June 15, 2007 at 10:41 PM · de Beriot's concerto No. 9 or hmm... Dvorak has a good concerto or Viotti. There's many that you can find just look em up.

June 16, 2007 at 01:29 AM · Erin,

I think the Dvorak is a great choice. 1,000 years ago, when I was auditioning, everybody was playing Mendelssohn, Bruch, Wieniawski #2, and Lalo. Seems things haven't changed all that much! Dvorak is a great choice, challenging enough to display good technique but also lovely and lyrical.

Good luck, and please update us on your auditions!

PS, are you related to Stacy Phelps??

June 16, 2007 at 02:38 AM · Do whatever you feel comfortable with. I know a lot of people that have used Prokofiev 2 as an audition piece before- it does start out lyrical and it shows off a lot of technical facets of one's playing.

I wouldn't worry too much about whether the piece you play is commonly done or not. When I auditioned for undergrad, I did Wieniawski #2 and the first two movements of the Bach gm. When I did grad auditions, I used the Tchaikovsky and the Bach CM. These are all commonly done pieces and I did quite fine with both sets of audition repertoire. It's all in your playing, not in the piece. Yeah, they like hearing a new piece every once in a while, but if they hear a really great rendition of an old favorite? They'll definitely love that.

June 17, 2007 at 01:06 AM · pieter,

its unfortunate that mr. lalo does not have your approval on the way his concerto starts.
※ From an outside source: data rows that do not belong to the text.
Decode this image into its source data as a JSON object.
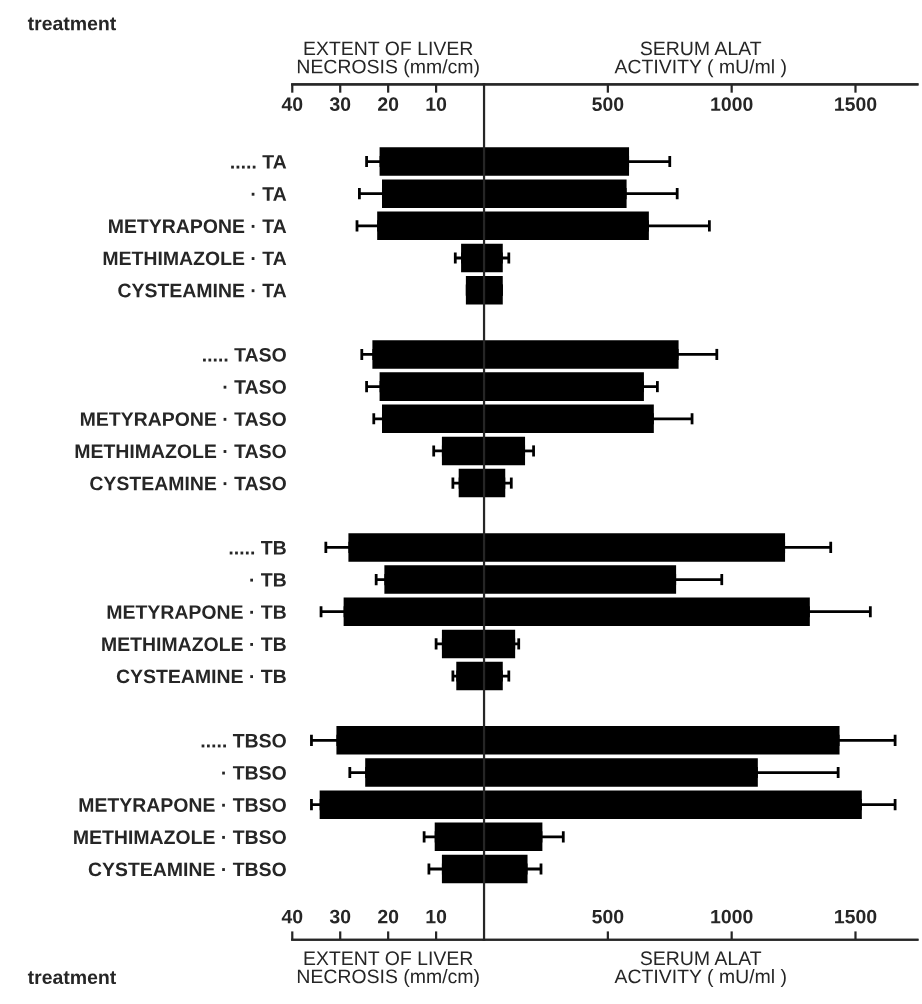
{
  "chart_data": [
    {
      "type": "bar",
      "orientation": "horizontal",
      "ylabel": "treatment",
      "xlabel": "EXTENT OF LIVER\nNECROSIS (mm/cm)",
      "x2label": "EXTENT OF LIVER\nNECROSIS (mm/cm)",
      "color": "#000000",
      "categories": [
        "..... TA",
        "· TA",
        "METYRAPONE · TA",
        "METHIMAZOLE · TA",
        "CYSTEAMINE · TA",
        null,
        "..... TASO",
        "· TASO",
        "METYRAPONE · TASO",
        "METHIMAZOLE · TASO",
        "CYSTEAMINE · TASO",
        null,
        "..... TB",
        "· TB",
        "METYRAPONE · TB",
        "METHIMAZOLE · TB",
        "CYSTEAMINE · TB",
        null,
        "..... TBSO",
        "· TBSO",
        "METYRAPONE · TBSO",
        "METHIMAZOLE · TBSO",
        "CYSTEAMINE · TBSO"
      ],
      "values": [
        21.5,
        21,
        22,
        4.5,
        3.5,
        null,
        23,
        21.5,
        21,
        8.5,
        5,
        null,
        28,
        20.5,
        29,
        8.5,
        5.5,
        null,
        30.5,
        24.5,
        34,
        10,
        8.5
      ],
      "errors": [
        3,
        5,
        4.5,
        1.5,
        null,
        null,
        2.5,
        3,
        2,
        2,
        1.5,
        null,
        5,
        2,
        5,
        1.5,
        1,
        null,
        5.5,
        3.5,
        2,
        2.5,
        3
      ],
      "xlim": [
        40,
        0
      ],
      "xticks": [
        40,
        30,
        20,
        10
      ],
      "x2lim": [
        40,
        0
      ],
      "x2ticks": [
        40,
        30,
        20,
        10
      ]
    },
    {
      "type": "bar",
      "orientation": "horizontal",
      "xlabel": "SERUM ALAT\nACTIVITY ( mU/ml )",
      "x2label": "SERUM ALAT\nACTIVITY ( mU/ml )",
      "color": "#000000",
      "values": [
        580,
        570,
        660,
        70,
        70,
        null,
        780,
        640,
        680,
        160,
        80,
        null,
        1210,
        770,
        1310,
        120,
        70,
        null,
        1430,
        1100,
        1520,
        230,
        170
      ],
      "errors": [
        170,
        210,
        250,
        30,
        null,
        null,
        160,
        60,
        160,
        40,
        30,
        null,
        190,
        190,
        250,
        20,
        30,
        null,
        230,
        330,
        140,
        90,
        60
      ],
      "xlim": [
        0,
        1750
      ],
      "xticks": [
        500,
        1000,
        1500
      ],
      "x2lim": [
        0,
        1750
      ],
      "x2ticks": [
        500,
        1000,
        1500
      ]
    }
  ]
}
June 17, 2007 at 07:16 PM · If one can't play any piece perfect, which would be better, Play an easier peice 90% well or a difficult piece 70% well? Everyone says play what you can play well. But I would think it is not always easy to be perfect even with an easy piece.

Ihnsouk

June 18, 2007 at 02:19 AM · Yay Dvorak! My favorite recordings are Sergiu Luca, Vasa Prihoda (especially for the last mvt) and Josef Suk. My top favorite I think is Luca, he's got something really special in his sound, a real passion and fire but also lyrical introspection in his playing. (Yeah, I'm still all preoccupied with the Romanians I guess...)

October 30, 2007 at 05:14 PM · Uh, no offense meant, but--ewwwwww.

October 30, 2007 at 05:15 PM · actually, it would probably be a good idea to play a standard romantic concerto. Isn't that required anyways?

October 30, 2007 at 05:28 PM · Dvorak concerto isn't exactly a triumph of composition either...

In fact I'd rather do Conus because you can just show them your technique with a piece they don't often hear. Dvorak might not be a common audition piece, but it seems like everyone is playing it these days so I'm sure the teachers themselves are sick of it.

October 30, 2007 at 06:26 PM · I agree with Pieter, the Conus concerto is a terrific composition. It is kind of a one hit wonder. I've never heard of any other Conus compositions.

October 31, 2007 at 02:11 PM · Heifetz liked and recorded Conus. He thought it was underrated.

That said, what determines your audition concerto (assuming you live in some ideal world where there isn't a required list) is not your affection for it, but your command of it.

Your teacher is most likely the best person to make that determination.

Don't go into an audition assuming you can fool anybody sitting there into thinking you're better than you are.(And if you can, you probably need to consider another school!)